Our critique group met last night and I thought it was a better than usual night mostly because something that has been floating around in my head was totally confirmed - for me and actually I think for Sinead.
Every book needs a sense of impending doom. It's not only the WHAT IS GOING TO HAPPEN NEXT question that keeps pages turning. The WHEN IS THIS ALL GOING TO FALL APART question that also works.
It is of course hingent on that thin thin line of dramatic irony. For this question to work the reader has to know or suspect something that the character doesn't....wait a second, that's not even true - that book that Maureen and Sinead love - Something Blue - that hinges TOTALLY on when is the shit going to hit the fan regarding this woman's affair with her best friend's fiancee? The main character knows the poop and fan are going to meet - she just keeps at it anyway -- But THAT creates a seriously thin line between I'm totally invested in this character's delimma and this character is a total idiot. I leaned toward the idiot - Sinead and Maureen went the other way. I totally digress - Maureen is at the film festival (feel free to curse her - Sinead and I are) so I am taking on her tangents.
Anywho---
I think most books benefit from a little of the when is this all going to fall apart dramatic tension. It's why romantic suspense writers use the villian POV, and it's working really well in that subgenre. But last night - my scenes were all working - lots conflict and tension but as Sinead pointed out - no doom. It's about getting the two questions working together - the what and when. As for Sinead I think I gave her bad critique months ago and said something along the lines of "if the reader already suspects - why drag it out?" Stupid me. Dragging it out for dramatic irony is the point.
9 comments:
I really, really agree about the impending doom. The reader can know what's about to happen, can anticipate the shit hitting the fan, can even guess the secret the writer is trying to keep, as long as the scene where all is revealed is really, really satisfying.
So when the shit does hit the fan, that scene, has to be fantastic.

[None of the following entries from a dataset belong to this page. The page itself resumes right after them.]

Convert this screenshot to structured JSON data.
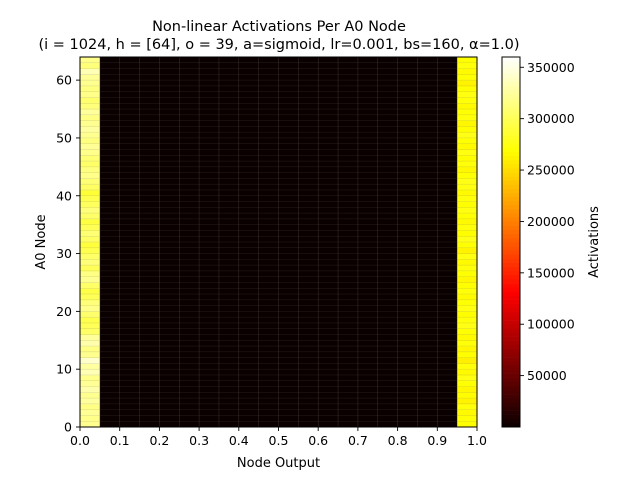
{
  "chart_data": {
    "type": "heatmap",
    "title_line1": "Non-linear Activations Per A0 Node",
    "title_line2": "(i = 1024, h = [64], o = 39, a=sigmoid, lr=0.001, bs=160, α=1.0)",
    "xlabel": "Node Output",
    "ylabel": "A0 Node",
    "colorbar_label": "Activations",
    "x_range": [
      0.0,
      1.0
    ],
    "y_range": [
      0,
      64
    ],
    "clim": [
      0,
      360000
    ],
    "x_bins": 20,
    "y_bins": 64,
    "x_ticks": [
      0.0,
      0.1,
      0.2,
      0.3,
      0.4,
      0.5,
      0.6,
      0.7,
      0.8,
      0.9,
      1.0
    ],
    "x_tick_labels": [
      "0.0",
      "0.1",
      "0.2",
      "0.3",
      "0.4",
      "0.5",
      "0.6",
      "0.7",
      "0.8",
      "0.9",
      "1.0"
    ],
    "y_ticks": [
      0,
      10,
      20,
      30,
      40,
      50,
      60
    ],
    "y_tick_labels": [
      "0",
      "10",
      "20",
      "30",
      "40",
      "50",
      "60"
    ],
    "colorbar_ticks": [
      50000,
      100000,
      150000,
      200000,
      250000,
      300000,
      350000
    ],
    "colorbar_tick_labels": [
      "50000",
      "100000",
      "150000",
      "200000",
      "250000",
      "300000",
      "350000"
    ],
    "colormap": "hot",
    "middle_bins_value": 0,
    "first_bin_values": [
      320000,
      318000,
      322000,
      316000,
      325000,
      320000,
      330000,
      322000,
      318000,
      334000,
      326000,
      342000,
      320000,
      316000,
      330000,
      324000,
      305000,
      300000,
      296000,
      308000,
      318000,
      312000,
      300000,
      294000,
      306000,
      320000,
      316000,
      300000,
      312000,
      306000,
      296000,
      290000,
      304000,
      310000,
      300000,
      292000,
      306000,
      312000,
      302000,
      296000,
      288000,
      304000,
      310000,
      318000,
      314000,
      306000,
      310000,
      318000,
      322000,
      314000,
      320000,
      326000,
      320000,
      316000,
      324000,
      312000,
      308000,
      318000,
      314000,
      320000,
      322000,
      334000,
      312000,
      318000
    ],
    "last_bin_values": [
      268000,
      270000,
      266000,
      272000,
      262000,
      268000,
      264000,
      270000,
      274000,
      266000,
      272000,
      260000,
      268000,
      264000,
      272000,
      266000,
      270000,
      276000,
      272000,
      268000,
      274000,
      270000,
      266000,
      272000,
      268000,
      264000,
      270000,
      272000,
      266000,
      274000,
      262000,
      270000,
      276000,
      268000,
      272000,
      266000,
      270000,
      274000,
      268000,
      272000,
      266000,
      274000,
      276000,
      270000,
      264000,
      272000,
      268000,
      274000,
      266000,
      270000,
      276000,
      268000,
      264000,
      272000,
      270000,
      266000,
      272000,
      274000,
      268000,
      262000,
      270000,
      266000,
      272000,
      268000
    ]
  }
}
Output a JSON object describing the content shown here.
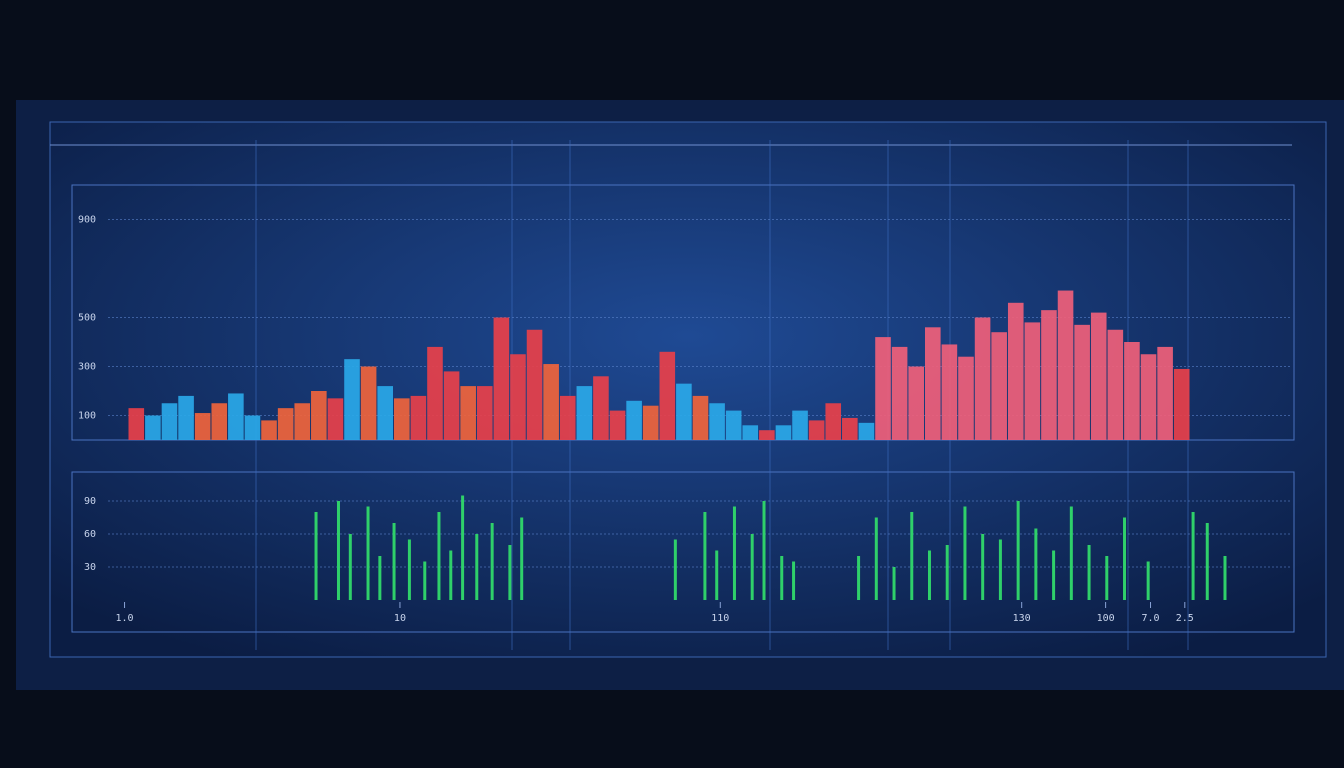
{
  "chart_data": [
    {
      "type": "bar",
      "values": [
        130,
        100,
        150,
        180,
        110,
        150,
        190,
        100,
        80,
        130,
        150,
        200,
        170,
        330,
        300,
        220,
        170,
        180,
        380,
        280,
        220,
        220,
        500,
        350,
        450,
        310,
        180,
        220,
        260,
        120,
        160,
        140,
        360,
        230,
        180,
        150,
        120,
        60,
        40,
        60,
        120,
        80,
        150,
        90,
        70,
        420,
        380,
        300,
        460,
        390,
        340,
        500,
        440,
        560,
        480,
        530,
        610,
        470,
        520,
        450,
        400,
        350,
        380,
        290
      ],
      "colors": [
        "#e8404a",
        "#2aa8e8",
        "#2aa8e8",
        "#2aa8e8",
        "#f0643c",
        "#f0643c",
        "#2aa8e8",
        "#2aa8e8",
        "#f0643c",
        "#f0643c",
        "#f0643c",
        "#f0643c",
        "#e8404a",
        "#2aa8e8",
        "#f0643c",
        "#2aa8e8",
        "#f0643c",
        "#e8404a",
        "#e8404a",
        "#e8404a",
        "#f0643c",
        "#e8404a",
        "#e8404a",
        "#e8404a",
        "#e8404a",
        "#f0643c",
        "#e8404a",
        "#2aa8e8",
        "#e8404a",
        "#e8404a",
        "#2aa8e8",
        "#f0643c",
        "#e8404a",
        "#2aa8e8",
        "#f0643c",
        "#2aa8e8",
        "#2aa8e8",
        "#2aa8e8",
        "#e8404a",
        "#2aa8e8",
        "#2aa8e8",
        "#e8404a",
        "#e8404a",
        "#e8404a",
        "#2aa8e8",
        "#f0607a",
        "#f0607a",
        "#f0607a",
        "#f0607a",
        "#f0607a",
        "#f0607a",
        "#f0607a",
        "#f0607a",
        "#f0607a",
        "#f0607a",
        "#f0607a",
        "#f0607a",
        "#f0607a",
        "#f0607a",
        "#f0607a",
        "#f0607a",
        "#f0607a",
        "#f0607a",
        "#e8404a"
      ],
      "ylim": [
        0,
        1000
      ],
      "yticks": [
        100,
        300,
        500,
        900
      ],
      "grid": true
    },
    {
      "type": "spike",
      "x": [
        17.6,
        19.5,
        20.5,
        22,
        23,
        24.2,
        25.5,
        26.8,
        28,
        29,
        30,
        31.2,
        32.5,
        34,
        35,
        48,
        50.5,
        51.5,
        53,
        54.5,
        55.5,
        57,
        58,
        63.5,
        65,
        66.5,
        68,
        69.5,
        71,
        72.5,
        74,
        75.5,
        77,
        78.5,
        80,
        81.5,
        83,
        84.5,
        86,
        88,
        91.8,
        93,
        94.5
      ],
      "values": [
        80,
        90,
        60,
        85,
        40,
        70,
        55,
        35,
        80,
        45,
        95,
        60,
        70,
        50,
        75,
        55,
        80,
        45,
        85,
        60,
        90,
        40,
        35,
        40,
        75,
        30,
        80,
        45,
        50,
        85,
        60,
        55,
        90,
        65,
        45,
        85,
        50,
        40,
        75,
        35,
        80,
        70,
        40
      ],
      "color": "#2fd06a",
      "xlim": [
        0,
        100
      ],
      "xticks": [
        {
          "value": 1.4,
          "label": "1.0"
        },
        {
          "value": 24.7,
          "label": "10"
        },
        {
          "value": 51.8,
          "label": "110"
        },
        {
          "value": 77.3,
          "label": "130"
        },
        {
          "value": 84.4,
          "label": "100"
        },
        {
          "value": 88.2,
          "label": "7.0"
        },
        {
          "value": 91.1,
          "label": "2.5"
        }
      ],
      "ylim": [
        0,
        100
      ],
      "yticks": [
        30,
        60,
        90
      ],
      "grid": true
    }
  ]
}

Ps. You didn't give me a bad critique. I had the reveal too late, and then I moved it too early..
Now I know.. It was a good session last night, or are we thinking that cause it was all our stuff?

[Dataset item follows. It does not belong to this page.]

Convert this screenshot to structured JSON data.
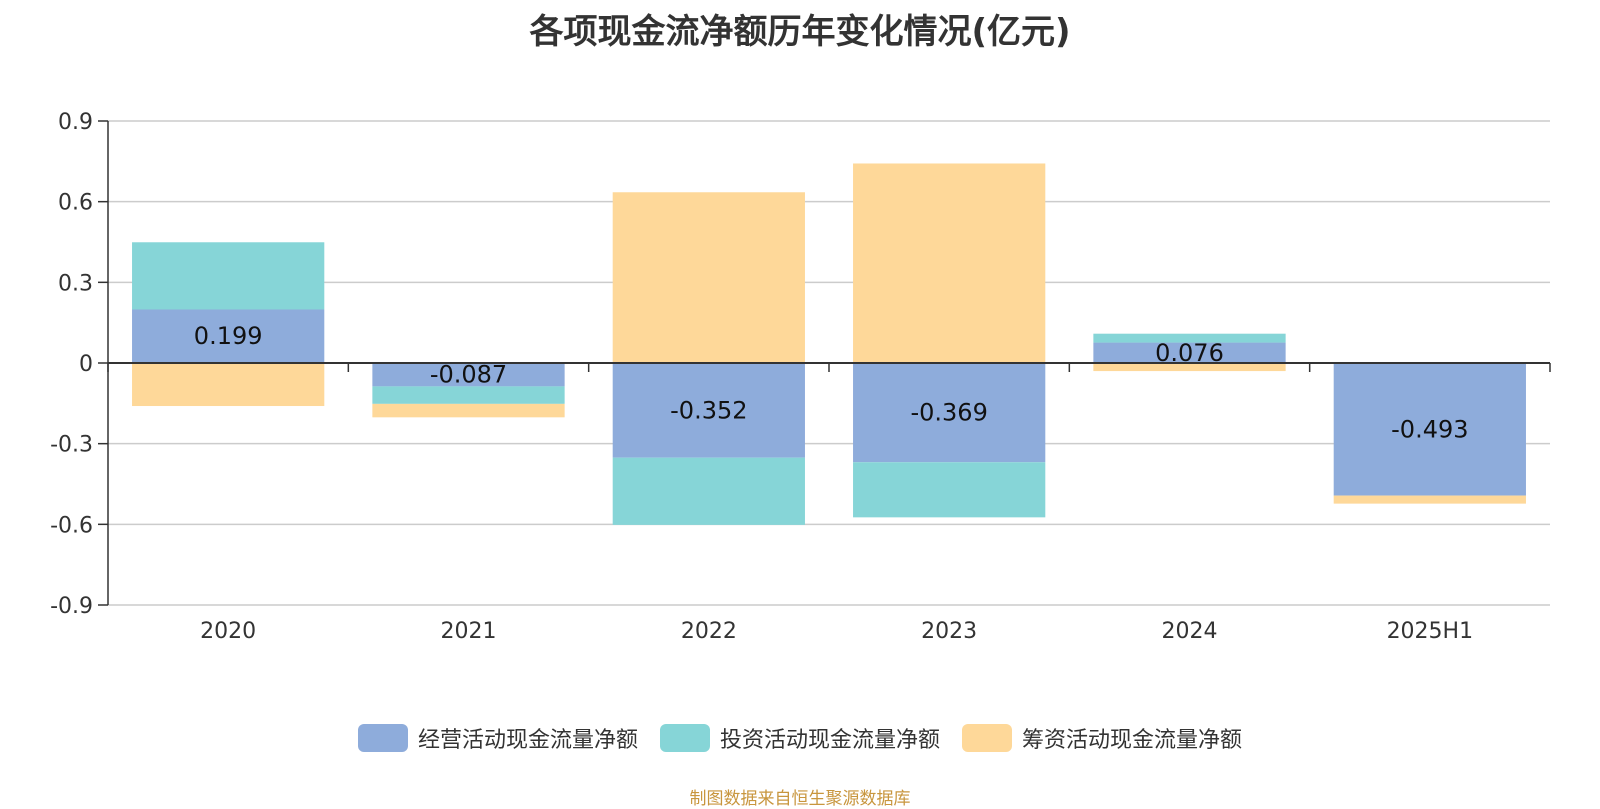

That is a brilliant way of describing it Molly! It is all about the impending doom, and waiting to see how the characters are going to react when it finally happens.
I'm going to write that and put it above my desk.

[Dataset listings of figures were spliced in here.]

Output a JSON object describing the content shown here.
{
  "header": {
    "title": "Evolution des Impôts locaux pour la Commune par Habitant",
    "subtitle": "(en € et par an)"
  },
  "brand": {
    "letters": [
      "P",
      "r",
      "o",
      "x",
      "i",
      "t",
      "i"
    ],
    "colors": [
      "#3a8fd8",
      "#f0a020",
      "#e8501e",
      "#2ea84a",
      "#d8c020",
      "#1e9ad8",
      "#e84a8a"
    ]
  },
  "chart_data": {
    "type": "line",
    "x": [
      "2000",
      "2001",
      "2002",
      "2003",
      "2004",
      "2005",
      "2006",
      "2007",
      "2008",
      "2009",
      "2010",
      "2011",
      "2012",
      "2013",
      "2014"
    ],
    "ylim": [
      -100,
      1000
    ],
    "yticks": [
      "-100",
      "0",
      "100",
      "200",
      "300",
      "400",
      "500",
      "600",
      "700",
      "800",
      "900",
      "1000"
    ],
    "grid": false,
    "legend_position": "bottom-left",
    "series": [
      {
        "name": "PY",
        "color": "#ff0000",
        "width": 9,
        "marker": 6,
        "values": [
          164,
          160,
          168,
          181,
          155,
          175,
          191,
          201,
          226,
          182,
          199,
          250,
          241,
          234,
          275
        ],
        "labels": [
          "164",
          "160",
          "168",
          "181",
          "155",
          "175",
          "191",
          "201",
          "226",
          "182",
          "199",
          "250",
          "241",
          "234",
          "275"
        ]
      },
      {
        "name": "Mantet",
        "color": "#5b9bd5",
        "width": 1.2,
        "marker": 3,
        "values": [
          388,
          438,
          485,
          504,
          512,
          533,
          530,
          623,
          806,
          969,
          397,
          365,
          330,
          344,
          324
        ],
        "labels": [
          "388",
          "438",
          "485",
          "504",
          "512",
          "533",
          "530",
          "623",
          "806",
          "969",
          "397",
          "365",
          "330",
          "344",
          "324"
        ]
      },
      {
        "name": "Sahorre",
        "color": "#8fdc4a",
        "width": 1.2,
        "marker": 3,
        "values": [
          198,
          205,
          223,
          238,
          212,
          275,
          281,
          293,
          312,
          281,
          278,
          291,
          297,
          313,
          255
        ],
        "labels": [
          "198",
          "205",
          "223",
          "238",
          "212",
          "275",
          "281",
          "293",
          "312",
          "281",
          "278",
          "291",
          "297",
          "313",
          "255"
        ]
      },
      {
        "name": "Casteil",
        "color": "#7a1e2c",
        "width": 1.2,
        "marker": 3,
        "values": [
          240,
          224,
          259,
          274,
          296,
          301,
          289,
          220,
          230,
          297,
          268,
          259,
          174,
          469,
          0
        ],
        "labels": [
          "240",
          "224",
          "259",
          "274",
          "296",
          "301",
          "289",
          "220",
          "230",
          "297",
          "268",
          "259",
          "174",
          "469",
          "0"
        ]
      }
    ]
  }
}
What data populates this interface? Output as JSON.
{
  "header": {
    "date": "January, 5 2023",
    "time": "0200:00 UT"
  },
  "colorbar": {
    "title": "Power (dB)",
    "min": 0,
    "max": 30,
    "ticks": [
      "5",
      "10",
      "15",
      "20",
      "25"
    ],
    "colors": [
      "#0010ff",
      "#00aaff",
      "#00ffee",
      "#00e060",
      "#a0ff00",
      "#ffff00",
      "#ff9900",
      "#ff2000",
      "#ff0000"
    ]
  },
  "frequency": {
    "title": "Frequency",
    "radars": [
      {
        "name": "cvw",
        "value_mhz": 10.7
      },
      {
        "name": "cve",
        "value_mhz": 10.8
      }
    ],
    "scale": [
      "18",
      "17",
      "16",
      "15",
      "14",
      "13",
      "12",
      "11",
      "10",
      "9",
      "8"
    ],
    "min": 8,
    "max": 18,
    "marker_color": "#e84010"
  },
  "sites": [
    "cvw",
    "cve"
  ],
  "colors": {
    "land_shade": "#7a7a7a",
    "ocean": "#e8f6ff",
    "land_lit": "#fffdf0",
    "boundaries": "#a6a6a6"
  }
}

Yeah - it is about getting that fan meets poop scene just right - but if you do get it - it's so satisfying.
Thanks Christine! Glad it works for you too!
Great post, Molly (I'm a writing buddy of Maureen's and lurk around DWT a lot!). I often wondered if knowing it is inevitable the poop will hit the an dampens a story. But as you described it, knowing this can make you turn the pages.
Hey Alli! I really do think it depends on the story -- but a certain element of that - say, knowing the heroine's internal conflict and how the hero is going to stomp all over that - can usually help any romance.
bypassing your intriguing main point which i'm still mulling, i'm going to focus on a detail:
excellent word, 'hingent'. is it yours, molly? i am itching to include it in my semi regular posts on new word creations and i like to attribute accurately.
maya
Hey Maya! I didn't come up with that word - no sir. Not smart enough.
This is interesting... but maybe it just comes down to conflict once again. Creating a sense of impending doom may be simply one way of creating conflict?
And on the whether the reader knows or the character... That depends on POV, I think. It is all different if you write in first person (like Emily Giffen does in your example). That's why I think it's smart to consider what the story is and who will know what when before deciding whether to write in first person or third... Just like writers decide which POV character to put a scene in in 3rd person narratives, it's important to think of the implications of whether the reader or the character will know things first in 1st person. That's why the present vs past tense decision is so important in 1st person books, IMHO.
Boy that comment was incoherent... I might think about this some more and use it as my DWT post this week.